The Biden administration recently published its final definition of “navigable waters” — establishing the scope of federal power to regulate private property under the Clean Water Act. This is the relevant agencies’ — Environmental Protection Agency (EPA) and the U.S. Army Corps of Engineers — fourth attempt at crafting such a definition in the past 15 years. That history of confusion raises the question: Why finalize this rule now, when the Supreme Court is poised to provide much needed clarity and stability in Sackett v. EPA? (The case was brought by Pacific Legal Foundation, where we work.)
It is hard to see how the definition will do anything more than confuse matters more, further victimizing a regulated public that must conform, at enormous cost, to the government’s shifting standards.

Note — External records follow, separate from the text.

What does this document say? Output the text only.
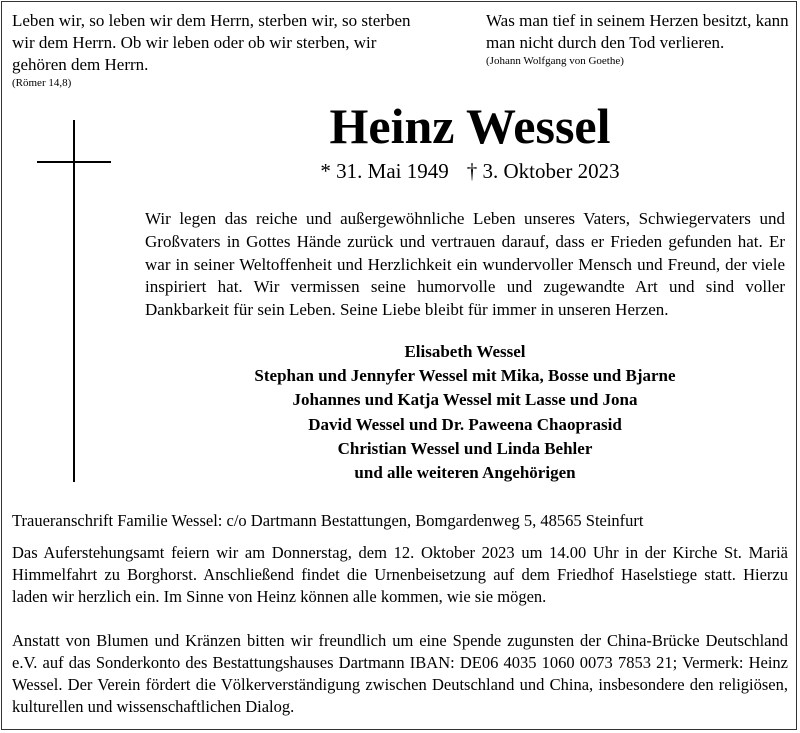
Leben wir, so leben wir dem Herrn, sterben wir, so sterben wir dem Herrn. Ob wir leben oder ob wir sterben, wir gehören dem Herrn.
(Römer 14,8)
Was man tief in seinem Herzen besitzt, kann man nicht durch den Tod verlieren.
(Johann Wolfgang von Goethe)
Heinz Wessel
* 31. Mai 1949 † 3. Oktober 2023
Wir legen das reiche und außergewöhnliche Leben unseres Vaters, Schwiegervaters und Großvaters in Gottes Hände zurück und vertrauen darauf, dass er Frieden gefunden hat. Er war in seiner Weltoffenheit und Herzlichkeit ein wundervoller Mensch und Freund, der viele inspiriert hat. Wir vermissen seine humorvolle und zugewandte Art und sind voller Dankbarkeit für sein Leben. Seine Liebe bleibt für immer in unseren Herzen.
Elisabeth Wessel
Stephan und Jennyfer Wessel mit Mika, Bosse und Bjarne
Johannes und Katja Wessel mit Lasse und Jona
David Wessel und Dr. Paweena Chaoprasid
Christian Wessel und Linda Behler
und alle weiteren Angehörigen
Traueranschrift Familie Wessel: c/o Dartmann Bestattungen, Bomgardenweg 5, 48565 Steinfurt
Das Auferstehungsamt feiern wir am Donnerstag, dem 12. Oktober 2023 um 14.00 Uhr in der Kirche St. Mariä Himmelfahrt zu Borghorst. Anschließend findet die Urnenbeisetzung auf dem Friedhof Haselstiege statt. Hierzu laden wir herzlich ein. Im Sinne von Heinz können alle kommen, wie sie mögen.
Anstatt von Blumen und Kränzen bitten wir freundlich um eine Spende zugunsten der China-Brücke Deutschland e.V. auf das Sonderkonto des Bestattungshauses Dartmann IBAN: DE06 4035 1060 0073 7853 21; Vermerk: Heinz Wessel. Der Verein fördert die Völkerverständigung zwischen Deutschland und China, insbesondere den religiösen, kulturellen und wissenschaftlichen Dialog.
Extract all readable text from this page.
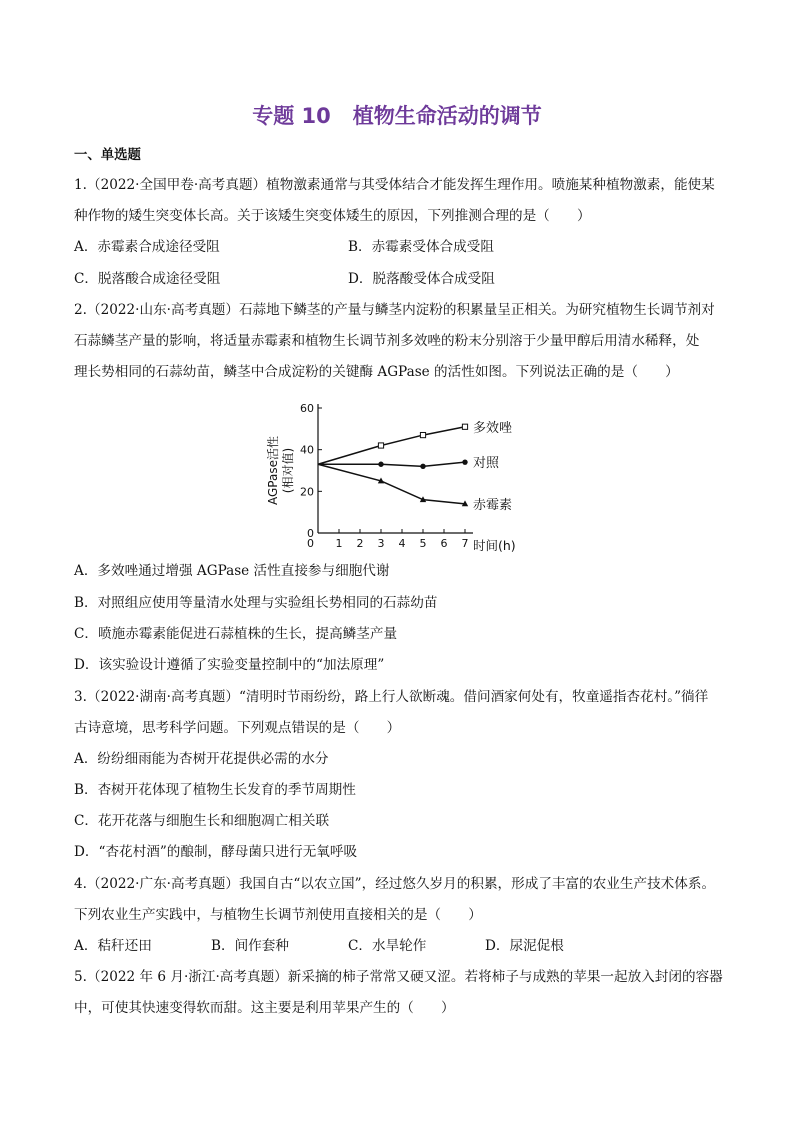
专题 10 植物生命活动的调节
一、单选题
1.（2022·全国甲卷·高考真题）植物激素通常与其受体结合才能发挥生理作用。喷施某种植物激素，能使某
种作物的矮生突变体长高。关于该矮生突变体矮生的原因，下列推测合理的是（　　）
A．赤霉素合成途径受阻	B．赤霉素受体合成受阻
C．脱落酸合成途径受阻	D．脱落酸受体合成受阻
2.（2022·山东·高考真题）石蒜地下鳞茎的产量与鳞茎内淀粉的积累量呈正相关。为研究植物生长调节剂对
石蒜鳞茎产量的影响，将适量赤霉素和植物生长调节剂多效唑的粉末分别溶于少量甲醇后用清水稀释，处
理长势相同的石蒜幼苗，鳞茎中合成淀粉的关键酶 AGPase 的活性如图。下列说法正确的是（　　）
0
20
40
60
0 1 2 3 4 5 6 7 时间(h)
AGPase活性 (相对值)
多效唑
对照
赤霉素
A．多效唑通过增强 AGPase 活性直接参与细胞代谢
B．对照组应使用等量清水处理与实验组长势相同的石蒜幼苗
C．喷施赤霉素能促进石蒜植株的生长，提高鳞茎产量
D．该实验设计遵循了实验变量控制中的“加法原理”
3.（2022·湖南·高考真题）“清明时节雨纷纷，路上行人欲断魂。借问酒家何处有，牧童遥指杏花村。”徜徉
古诗意境，思考科学问题。下列观点错误的是（　　）
A．纷纷细雨能为杏树开花提供必需的水分
B．杏树开花体现了植物生长发育的季节周期性
C．花开花落与细胞生长和细胞凋亡相关联
D．“杏花村酒”的酿制，酵母菌只进行无氧呼吸
4.（2022·广东·高考真题）我国自古“以农立国”，经过悠久岁月的积累，形成了丰富的农业生产技术体系。
下列农业生产实践中，与植物生长调节剂使用直接相关的是（　　）
A．秸秆还田	B．间作套种	C．水旱轮作	D．尿泥促根
5.（2022 年 6 月·浙江·高考真题）新采摘的柿子常常又硬又涩。若将柿子与成熟的苹果一起放入封闭的容器
中，可使其快速变得软而甜。这主要是利用苹果产生的（　　）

Some background is necessary. The Clean Water Act authorizes the EPA and Army Corps to regulate “discharges” into “navigable waters.” The phrase “navigable waters” limits the authority granted to the agencies. If a water feature is a “navigable water,” the agencies can regulate. If not, they cannot. This limiting principle is especially important given that the statute authorizes draconian penalties.
However, under regulations promulgated in 1986, the agencies decided they could regulate activities in and around every wetland or other damp patch of land in the country. The Supreme Court struck down this limitless “land-is-waters” approach in 2006, in Rapanos v. United States (also brought by Pacific Legal Foundation). Alas, the court could not reach consensus on an appropriate test for agency authority.
Justice Antonin Scalia, writing for a plurality, issued a clear standard that limited regulation to “waters” as understood in the conventional sense of the term — that is, relatively permanent or continuously flowing bodies of water. He also allowed for the regulation of some wetlands. But since wetlands are by definition not “waters,” he concluded that they can be regulated only incidentally to true waters — that is, where there exists a continuous surface water connection between the wetland and the water, such that it is difficult to tell where one ends and the other begins.
Justice Anthony Kennedy wrote separately and came up with a “significant nexus” test: Wetlands and other features need only have a (vaguely defined) significant nexus to some downstream water to be regulated.
Since the Rapanos case, every presidential administration has tried — and failed — to implement the Clean Water Act in accordance with that decision.
The Bush administration issued guidance to implement the 1986 regulations in accordance with aspects of both tests. This approach caused much confusion. Although the Scalia test provided clear bounds on federal authority, nothing stopped the agencies from relying on Kennedy’s amorphous and expansive “significant nexus” test to justify federal jurisdiction over private property.
In 2015, the Obama administration promulgated a rule that took the significant nexus test as a starting point to claim sweeping regulatory authority. Because of its patent illegality and the issuance of several injunctions, it never took effect throughout the entire country.
Enter the Trump administration. It first repealed the 2015 rule and then finalized a new definition of “navigable waters” that relied upon Scalia’s test. The Trump rule was ultimately vacated nationwide by a district court in Arizona.
Now the Biden administration has made yet another attempt, promising a durable rule. Yet the rule, published on Jan. 18, basically codifies the unworkable Bush-era approach by making some allowance for Scalia’s test, while primarily relying on the broad significant nexus test. This obvious shortcoming has spurred congressional reaction in the form of a Congressional Review Act resolution to disapprove the rule.
There is a better way. At present, the Supreme Court has an opportunity to revisit its fractured opinion in Rapanos and provide clarity in Sackett v. EPA. After all, we know from years of experience that the Biden administration’s approach cannot provide the promised durability.
For 15 years, the EPA and Army Corps have prevented the Sacketts from building a home on their modest residential lot near Priest Lake, Idaho. In 2007, shortly after the court ruled in the Rapanos case, the EPA relied on the significant nexus test to assert authority over purported wetlands on the lot. The Sacketts were understandably surprised. Their lot contains no bodies of water, nor any surface water connections to any body of water. It is surrounded by roads and a built-out residential development.
The Sacketts filed suit challenging the government’s claimed authority. They have argued that the significant nexus test is illegal. The court’s decision is expected by fall of 2023.
So, why would the Biden administration finalize its rule now? The significant nexus test underpins the Biden rule in every vital respect. And should the Sacketts prevail in their argument that the significant nexus test is illegal, a major amendment — if not a total rewrite — would be necessary. Even in the absence of a complete victory for the Sacketts, the Biden rule, which claims to be “informed by relevant Supreme Court case law,” would be outdated immediately upon issuance of a Supreme Court decision addressing federal wetlands authority.
The EPA has argued that the new rule will provide guidance and clarity, obviating the need for the Supreme Court to resolve the issues in Sackett. But the rule does little more than formally codify the Bush-era approach — the same regime giving rise to the dispute in the Sacketts’ case.
This is no trifling issue. The agencies have again failed to recognize that as this game of regulatory ping-pong unfolds, it is ordinary Americans attempting to engage in everyday land use who must shoulder the burden of the government’s ever shifting standards.